The illegitimate son and only child of the nobleman Alexander-Denis-Joseph Mortry de Pujol, Baron de la Grave – a powerful figure who served as advisor to the King and was the founder of the Académie de Peinture et Sculpture in Valenciennes - Alexandre-Denis Abel studied there from the age of twelve, before completing his training in the studio of Jacques-Louis David in Paris. He also took classes in anatomy, perspective and architecture at the Ecole des Beaux-Arts. (He received little support from his father, however, and at one point almost had to leave David’s studio as he could not afford the monthly tuition fee of twelve francs, which the master offered to pay for him, although he eventually earned a pension from Valenciennes which allowed him to continue his studies.) Abel won a first-class medal at the Académie in 1806 and a second-class medal at the Salon of 1810 for a painting of Jacob Blessing the Children of Joseph, and the same year came second in the Prix de Rome competition. The following year he won the Prix de Rome with a painting of Lycurgus Presenting the Heir to the Throne to the Lacedaemonians, after which he was formally recognized by his father and was able to add the name Pujol to his own.

As a result of poor health, as well as apparent homesickness and depression, Abel de Pujol was only able to study in Italy for eight months in 1812. Nevertheless, he resumed his career in Paris with much success, exhibiting mainly history paintings at the Salons between 1808 and 1855. A large and ambitious painting of The Death of Britannicus won gold medals from both Louis XVIII and Napoleon in 1814, while a grisaille painting of The Preaching and Martyrdom of Saint Stephen, intended for the church of Saint-Etienne-du-Mont, was equally admired at the Salon of 1817, winning the prize for history painting and firmly establishing the artist’s reputation. He received a number of important official commissions, including three paintings for Versailles and a ceiling painting for the Palais Royal, as well as a large allegorical ceiling painting of The Renaissance of the Arts for the grand staircase of the Louvre, which was sadly destroyed in 1855. Abel de Pujol continued to be in great demand as a painter of mural decorations for public buildings, such as the main hall of the Bourse, the Musée Charles X of the Palais du Louvre, the Galerie de Diane at Fontainebleau, the Palais de Luxembourg and elsewhere. He was particularly admired as a painter of large-scale grisaille decorations; of his work at the Bourse, the critic Charles Blanc noted, ‘The grisailles which decorate the Paris Bourse, and in which the artist has imitated in trompe-l'oeil the projections and hollows of a series of bas-reliefs, bear witness to a skill that cannot be praised too highly…Abel de Pujol has shown all that he possesses, the science of the nude, the talent for modelling, the art of drapery; and, in confining himself to painting this vast decoration in monochrome, he has shown himself to be a man of spirit.’
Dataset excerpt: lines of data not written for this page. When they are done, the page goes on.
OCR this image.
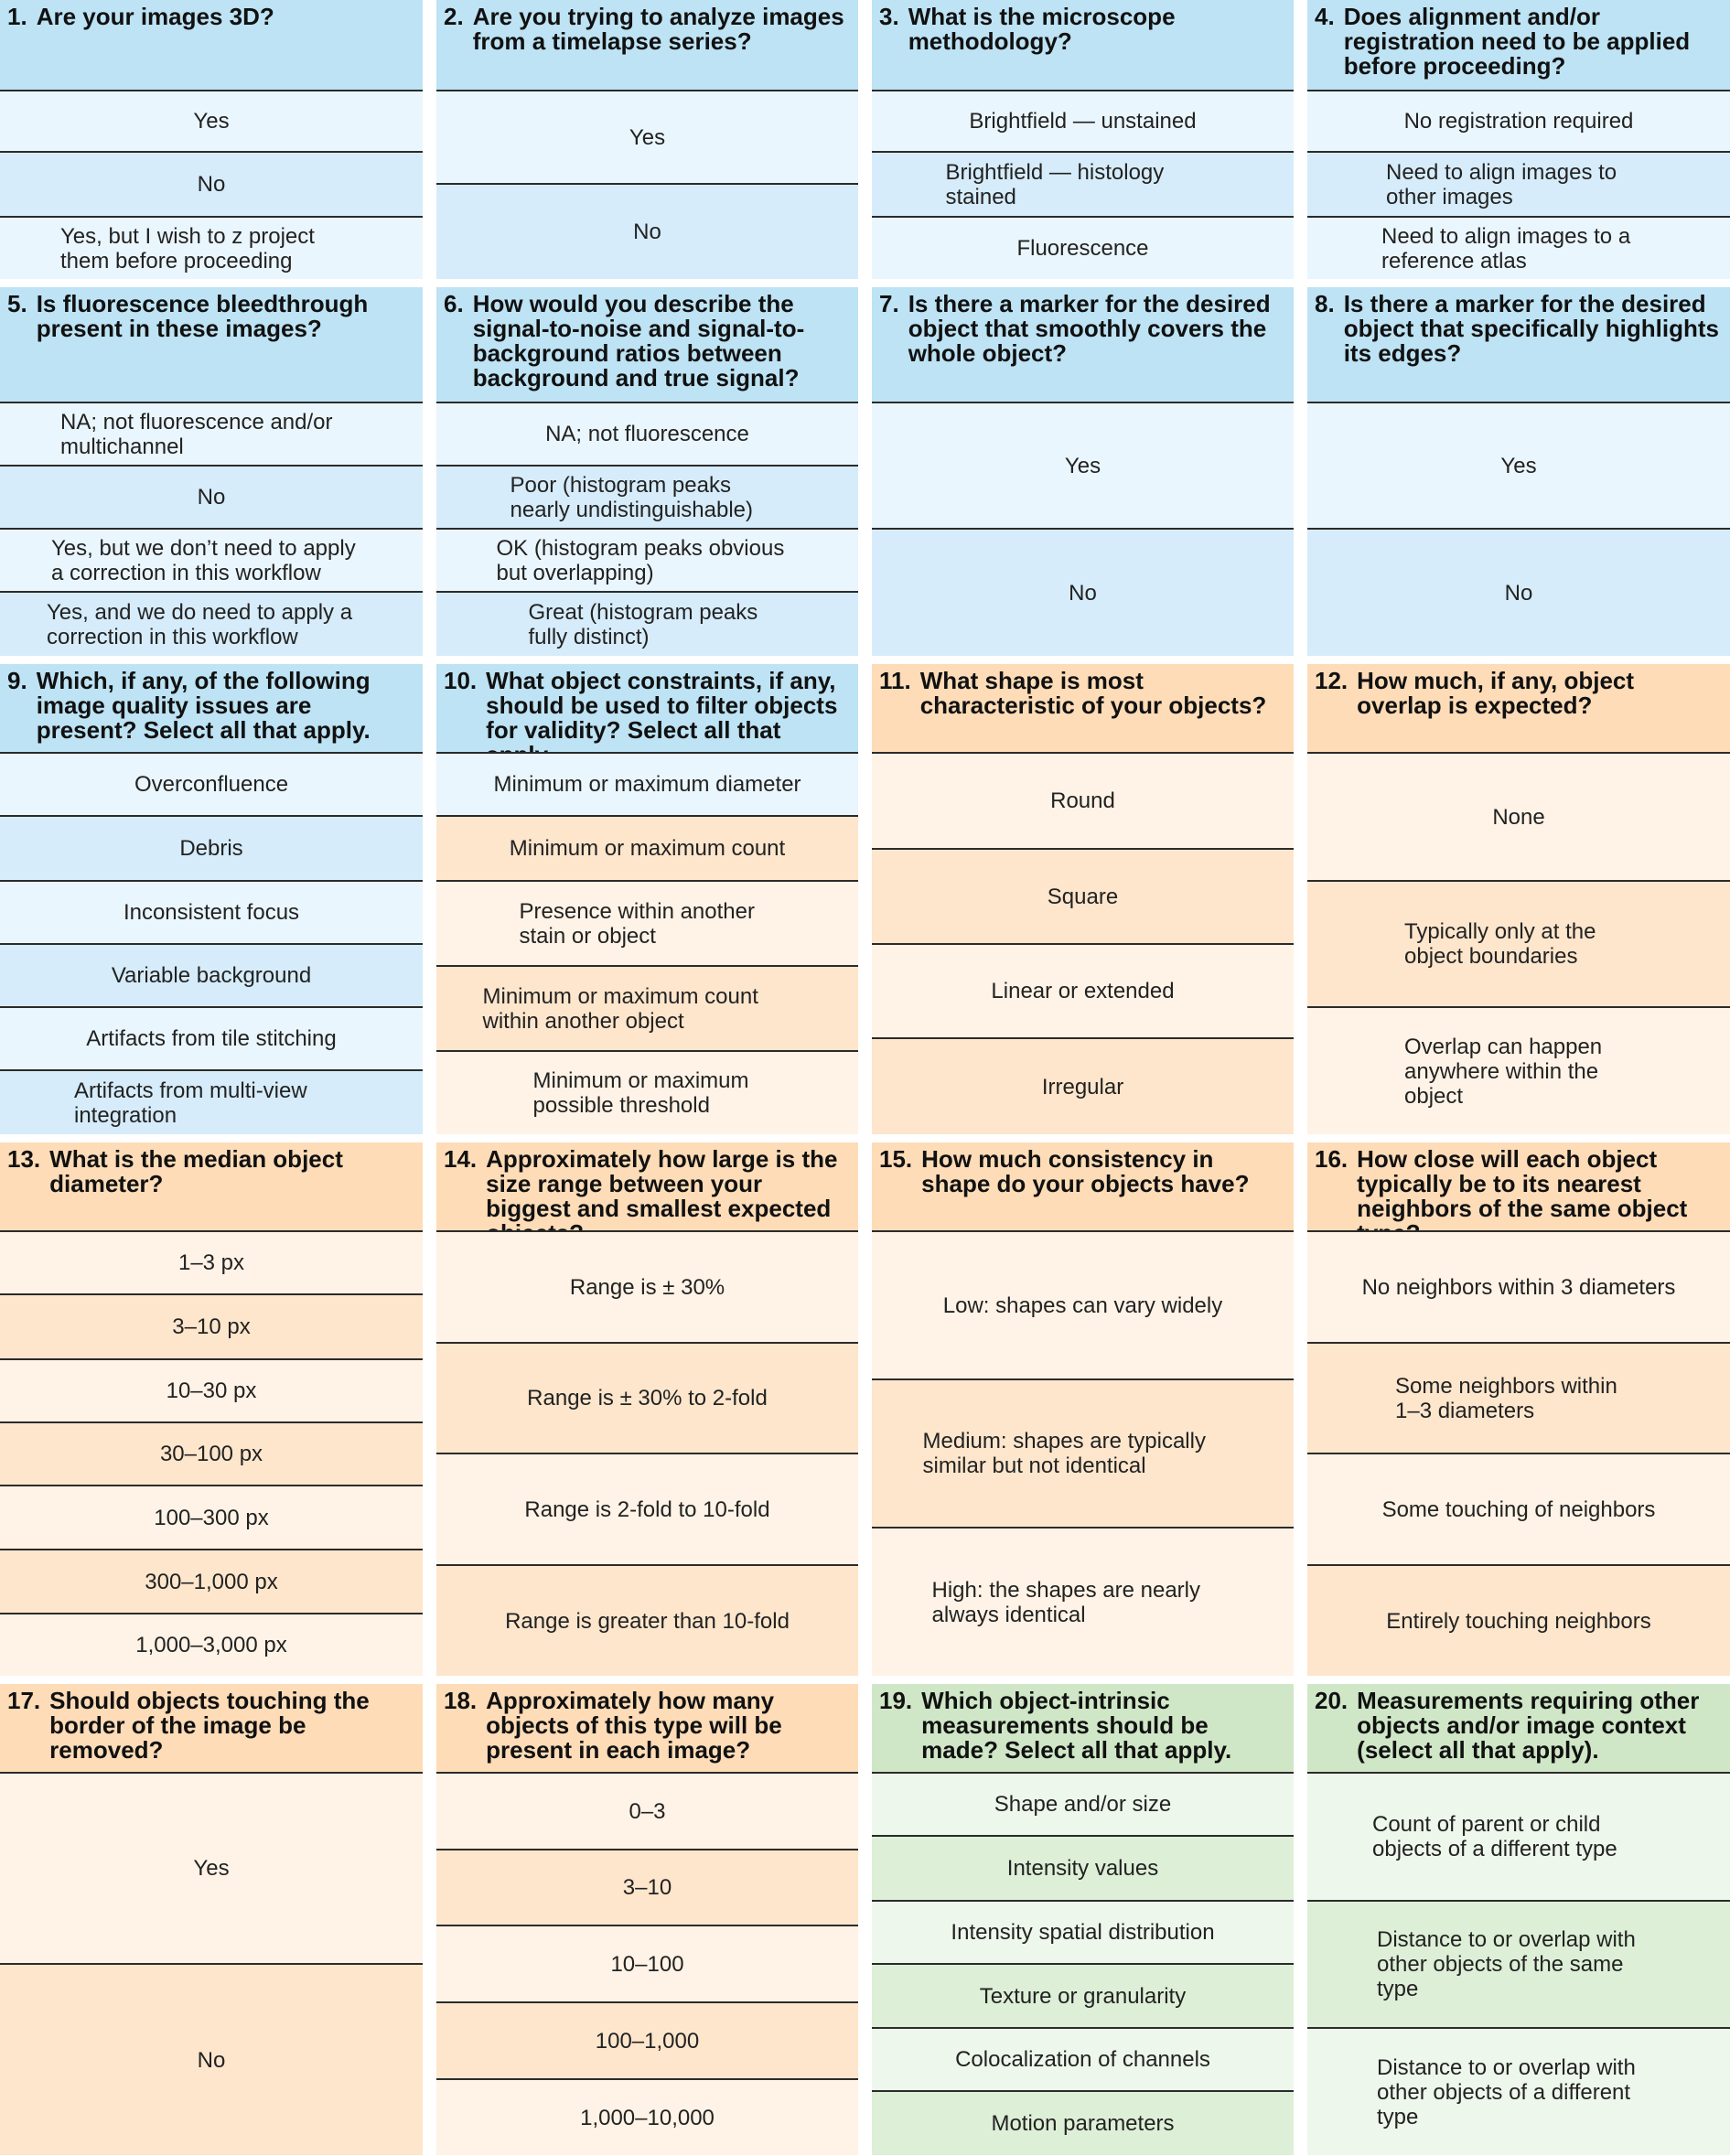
1. Are your images 3D?
Yes
No
Yes, but I wish to z project them before proceeding
2. Are you trying to analyze images from a timelapse series?
Yes
No
3. What is the microscope methodology?
Brightfield — unstained
Brightfield — histology stained
Fluorescence
4. Does alignment and/or registration need to be applied before proceeding?
No registration required
Need to align images to other images
Need to align images to a reference atlas
5. Is fluorescence bleedthrough present in these images?
NA; not fluorescence and/or multichannel
No
Yes, but we don’t need to apply a correction in this workflow
Yes, and we do need to apply a correction in this workflow
6. How would you describe the signal-to-noise and signal-to-background ratios between background and true signal?
NA; not fluorescence
Poor (histogram peaks nearly undistinguishable)
OK (histogram peaks obvious but overlapping)
Great (histogram peaks fully distinct)
7. Is there a marker for the desired object that smoothly covers the whole object?
Yes
No
8. Is there a marker for the desired object that specifically highlights its edges?
Yes
No
9. Which, if any, of the following image quality issues are present? Select all that apply.
Overconfluence
Debris
Inconsistent focus
Variable background
Artifacts from tile stitching
Artifacts from multi-view integration
10. What object constraints, if any, should be used to filter objects for validity? Select all that
Minimum or maximum diameter
Minimum or maximum count
Presence within another stain or object
Minimum or maximum count within another object
Minimum or maximum possible threshold
11. What shape is most characteristic of your objects?
Round
Square
Linear or extended
Irregular
12. How much, if any, object overlap is expected?
None
Typically only at the object boundaries
Overlap can happen anywhere within the object
13. What is the median object diameter?
1–3 px
3–10 px
10–30 px
30–100 px
100–300 px
300–1,000 px
1,000–3,000 px
14. Approximately how large is the size range between your biggest and smallest expected
Range is ± 30%
Range is ± 30% to 2-fold
Range is 2-fold to 10-fold
Range is greater than 10-fold
15. How much consistency in shape do your objects have?
Low: shapes can vary widely
Medium: shapes are typically similar but not identical
High: the shapes are nearly always identical
16. How close will each object typically be to its nearest neighbors of the same object
No neighbors within 3 diameters
Some neighbors within 1–3 diameters
Some touching of neighbors
Entirely touching neighbors
17. Should objects touching the border of the image be removed?
Yes
No
18. Approximately how many objects of this type will be present in each image?
0–3
3–10
10–100
100–1,000
1,000–10,000
19. Which object-intrinsic measurements should be made? Select all that apply.
Shape and/or size
Intensity values
Intensity spatial distribution
Texture or granularity
Colocalization of channels
Motion parameters
20. Measurements requiring other objects and/or image context (select all that apply).
Count of parent or child objects of a different type
Distance to or overlap with other objects of the same type
Distance to or overlap with other objects of a different type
Throughout his career, Abel de Pujol produced paintings and murals, many in grisaille, as well as altarpieces and designs for stained-glass windows for several Parisian churches, notably at Saint-Sulpice, Notre-Dame-de-Bonne-Nouvelle, Saint-Roch, Saint-Denis-du-Saint-Sacrement, Saint-Thomas d’Acquin and the Madeleine. He also worked in the cathedral at Arras and the church of Saint-Pierre in Douai. In 1846 he was commissioned to paint a monumental canvas of Valenciennes Encouraging the Arts for the town hall of Valenciennes, and in 1852 painted the ceiling of the staircase of the Ecole des Mines at the Hôtel de Vendôme in Paris, which was to be one of his last major decorative schemes. Admitted into the Legion of Honour in 1822 and the Académie des Beaux-Arts in 1835, Abel de Pujol also produced a handful of portraits, mainly of family and friends. He was a popular and successful teacher, and counted among his pupils Alexandre-Gabriel Decamps, Pierre-Justin Ouvrié and Camille Rocqueplan. As a draughtsman, Abel de Pujol was much admired in his lifetime by critics and connoisseurs. The largest extant collection of the artist’s drawings, amounting to almost 150 sheets, is today in the collection of the Musée des Beaux-Arts in Valenciennes.

Provenance

Louis Deglatigny, Rouen
By descent to his great-grandson, Jean-Claude Delauney, Caen.